Andrews told reporters on Tuesday there were now 1,185 healthcare workers with active cases of Covid-19. Andrews reported 331 new cases across the state.
“Each of those is of great concern to us,” Andrews said. “Each of those is motivating us to redouble our efforts right across the board to make sure we’re protecting those people, taking care of those people who take care of us.”
The health minister, Jenny Mikakos, faced questions on Tuesday about healthcare worker infections when she appeared before the public accounts and estimates committee inquiry into the Victorian government’s response to the pandemic.
Asked by Greens MP Sam Hibbins about the number of health workers infected in the workplace as opposed to in the community, Mikakos said up to 15% of those with active infections had been infected at work.
She said 37% of healthcare worker infections were among nurses. Asked by Hibbins how many student doctors and nurses had been infected in the workplace, Mikakos said she did not immediately have that data available. She said Prof Andrew Wilson, the chief medical officer at Safer Care Victoria, would be investigating how health workers were becoming infected.
“We’ll be engaging with organisations to drill down to the heart of these issues and what more we could do to protect our dedicated healthcare workers in their important work,” Mikakos said.
During his daily press briefing, Andrews told reporters there was some “variability” in terms of access to personal protective equipment (PPE) between health settings, but he was “getting reports from across the board that health staff, regardless of what role they play, are confident that they’ve got the PPE that they need”.
Earlier on Tuesday, Andrews faced questions at the inquiry regarding the state’s hotel quarantine program.

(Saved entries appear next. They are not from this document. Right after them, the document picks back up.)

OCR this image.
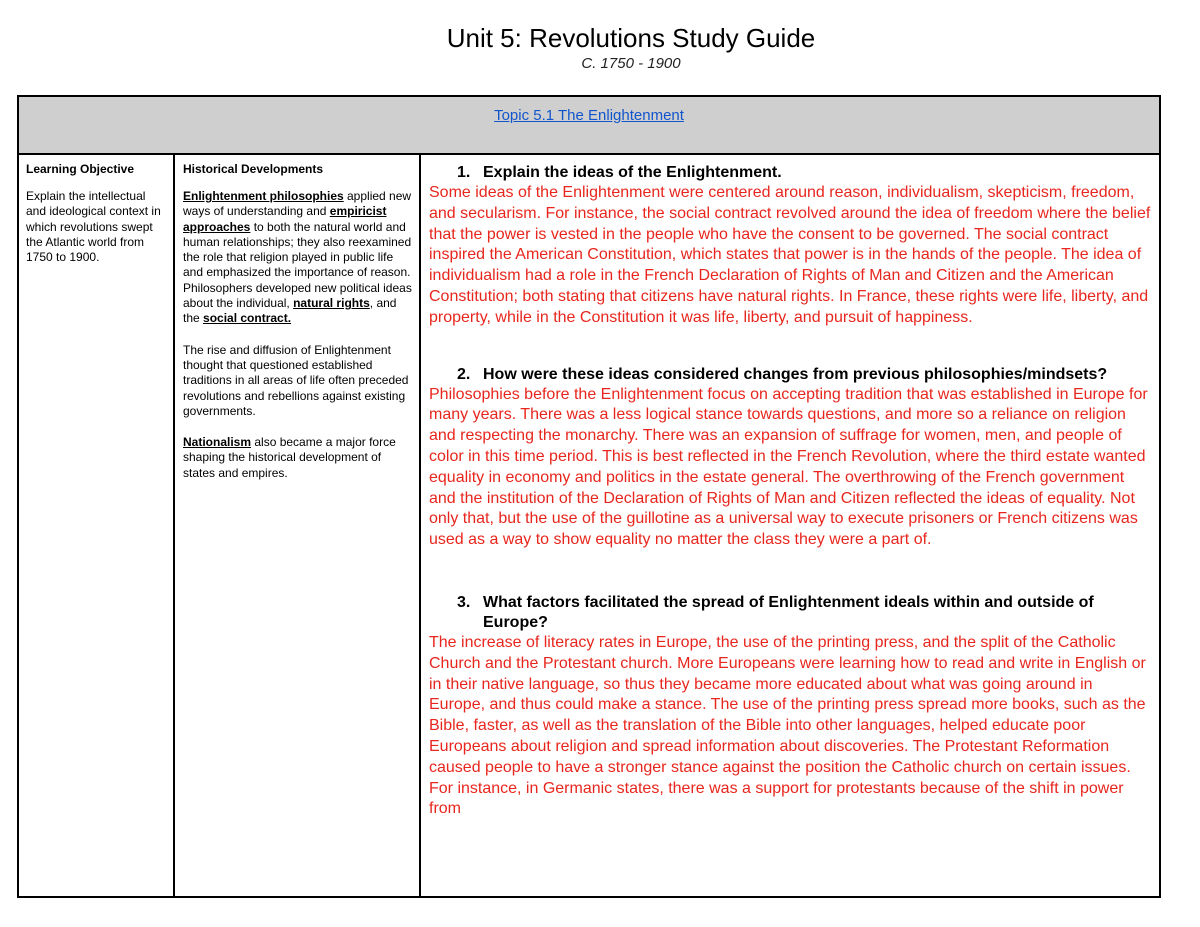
Unit 5: Revolutions Study Guide
C. 1750 - 1900
Topic 5.1 The Enlightenment

Learning Objective

Explain the intellectual and ideological context in which revolutions swept the Atlantic world from 1750 to 1900.

Historical Developments

Enlightenment philosophies applied new ways of understanding and empiricist approaches to both the natural world and human relationships; they also reexamined the role that religion played in public life and emphasized the importance of reason. Philosophers developed new political ideas about the individual, natural rights, and the social contract.

The rise and diffusion of Enlightenment thought that questioned established traditions in all areas of life often preceded revolutions and rebellions against existing governments.

Nationalism also became a major force shaping the historical development of states and empires.

1. Explain the ideas of the Enlightenment.

Some ideas of the Enlightenment were centered around reason, individualism, skepticism, freedom, and secularism. For instance, the social contract revolved around the idea of freedom where the belief that the power is vested in the people who have the consent to be governed. The social contract inspired the American Constitution, which states that power is in the hands of the people. The idea of individualism had a role in the French Declaration of Rights of Man and Citizen and the American Constitution; both stating that citizens have natural rights. In France, these rights were life, liberty, and property, while in the Constitution it was life, liberty, and pursuit of happiness.

2. How were these ideas considered changes from previous philosophies/mindsets?

Philosophies before the Enlightenment focus on accepting tradition that was established in Europe for many years. There was a less logical stance towards questions, and more so a reliance on religion and respecting the monarchy. There was an expansion of suffrage for women, men, and people of color in this time period. This is best reflected in the French Revolution, where the third estate wanted equality in economy and politics in the estate general. The overthrowing of the French government and the institution of the Declaration of Rights of Man and Citizen reflected the ideas of equality. Not only that, but the use of the guillotine as a universal way to execute prisoners or French citizens was used as a way to show equality no matter the class they were a part of.

3. What factors facilitated the spread of Enlightenment ideals within and outside of Europe?

The increase of literacy rates in Europe, the use of the printing press, and the split of the Catholic Church and the Protestant church. More Europeans were learning how to read and write in English or in their native language, so thus they became more educated about what was going around in Europe, and thus could make a stance. The use of the printing press spread more books, such as the Bible, faster, as well as the translation of the Bible into other languages, helped educate poor Europeans about religion and spread information about discoveries. The Protestant Reformation caused people to have a stronger stance against the position the Catholic church on certain issues. For instance, in Germanic states, there was a support for protestants because of the shift in power from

A breach in infection control procedures by security staff contracted by the government to monitor returned international travellers was one of the factors that triggered Victoria’s second wave on infections.
Andrews said he would provide a separate independent inquiry into the program, chaired by former judge Jennifer Coate, with all emails and correspondence to help answer questions about the program’s failures.
The premier told the committee that Australian Defence Force members hadn’t been offered to guard the hotels at the time the scheme was introduced.
“It is fundamentally incorrect to assert there were hundreds of ADF staff on offer and somehow someone said no. That’s not, in my judgment, accurate,” Andrews said.
But in a subsequent statement, the defence minister, Linda Reynolds, said ADF support was offered to Victoria “on multiple occasions” from late March.
“The ADF was consistently advised that its assistance was not required for any “public-facing roles’ in Victoria,” she said.
Andrews acknowledged the economic impact of the second wave would last for years. “There will be a budget later on in the year acknowledging the damage that has had to be done in order to [combat the virus],” he said.
“That’ll be a major feature of the budget, as well as the impacts not just on business but on workers’ families, communities. We know that this is a one-in-100-year event, and the damage done because of it will be long-lasting and will be very significant.”
Meanwhile, the state’s chief health officer, Prof Brett Sutton, was asked by the inquiry whether there was any advice he had given to the government that had been ignored.
“There are no actions that I can recall that are against my advice,” he responded. He said the only issues raised with him regards to the hotel quarantine program, when it was in place, “were not about staffing of security staff, and were not about infection prevention and control measures”. However, issues had been raised about the coordination of data, the coordination of welfare support from medical and nursing staff, and issues around subcontracting of health services, Sutton said.
“They were referred, as appropriate, to the quarantine command structure which I was not a part [of].”
The health department secretary, Kym Peake, told the committee that the development of the plan for hotel quarantine was signed off on by emergency management commissioner Andrew Crisp.
“Following the announcement of the program, the state control centre brought together the relevant departments and agencies and [was] supported by the ADF,” she said. “There was a first operational plan that was developed very quickly, which just defined the roles and responsibilities of all the agencies and departments that were involved.”
A governance group made up of officials from the health department, Victoria police, the justice department, the Department of Premier and Cabinet and the transport department were ultimately overseeing the hotel quarantine. In April, there was an emergency operations centre created to support the governance group, with an accommodation commander chairing the group.